Sources on both islands say that a number of factors make right now the best time in years for the two Channel Islands to take the first step in the direction of a shared commissioner. These  include a fresh vacancy on the GFSC, coupled with newly-elected governments in both St Helier and St Peter Port. There are also cost pressures on many financial services businesses, which are having to take a hard look at whether they need to maintain separate offices on both Jersey and Guernsey. For example, as reported, HSBC Private Bank announced last month it planned to close its Jersey office, amalgamating its Channel Island operations into its existing Guernsey operation.

The vacancy on the GFSC was created by the stepping down of its chairman, Peter Harwood, who stood for office for the first time ever in April and after being elected, subsequently was named chief minister.

There are also a number of recent precedents: In addition to the joint Brussels office Jersey and Guernsey opened last year, for example, work towards the creation of a shared data protection commissioner for both islands is said to be well advanced. The islands already share an electricity grid, a telecoms link with the UK, a director of Civil Aviation, and have their tourism marketing handled by a single website, visitchannelislands.com. The two islands’ competition regulators have also committed to working together as “CICRA”.
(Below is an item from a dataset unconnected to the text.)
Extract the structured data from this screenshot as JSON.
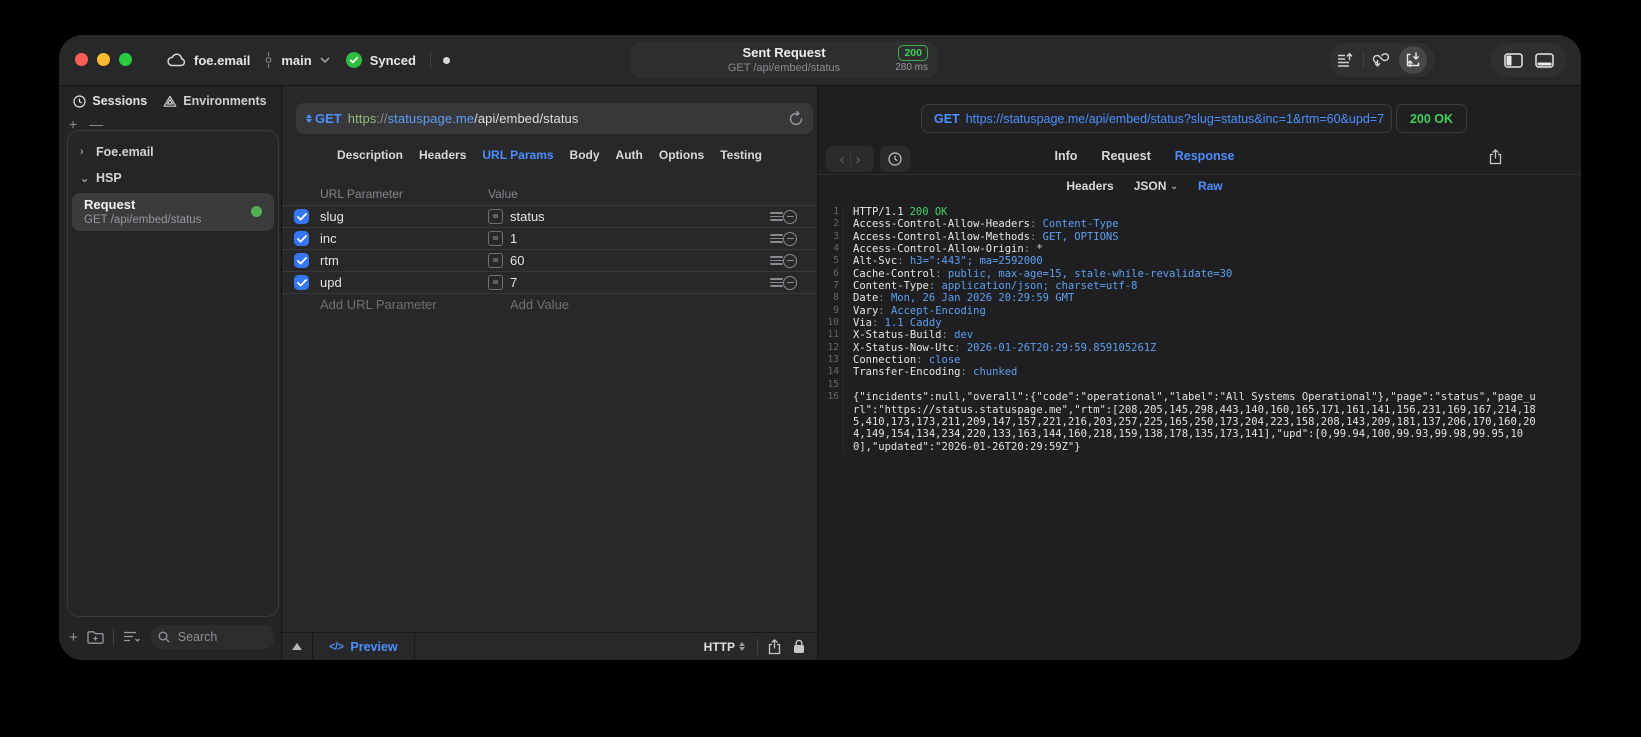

Thus far, little has been said – officially – about the possibility of a shared financial services commissioner being appointed. However, a number of important high-level meetings took place in May between various government and business organisations from both islands, with greater pan-island cooperation on “areas of mutual interest” among the only items on the agenda.

Around the same time, the Jersey and Guernsey Chambers of Commerce also met jointly for the first time.

The driving force behind the Chamber of Commerce powwow was Julian Winser, president of the Guernsey chapter, and a longtime advocate of the cause for more inter-island cooperation.

Winser, whose day job is chief executive of Schroders (CI) Ltd, is adamant that “the need for inter-island competitive arbitrage is dying”.

He adds: “the rest of the world views the Channel Islands as one. The two principal islands should recognise this, and harness the benefits of working together.” 

Dominic Wheatley, chairman of the Guernsey International Business Association, is another proponent of the idea for more cooperation generally, and a shared regulatory commissioner in particular.

"While Guernsey and Jersey have always viewed each other as competitive jurisdictions, there is no denying that many financial organisations have a presence on both islands," Wheatley, who is managing director of Willis Management (Guernsey), says.

"The outside world also views us as one, and is not interested in the differences — only we are.

"At times we tend to focus more on our differences rather than our combined advantages. The current inherent arbitrage to this stance is very costly, so there are cost advantages and an element of strength to both islands doing things together.

"No one wishes to remove all differences, but just recognise the 70 to 80% that we have in common, which would ultimately give us a greater neutrality in regulation."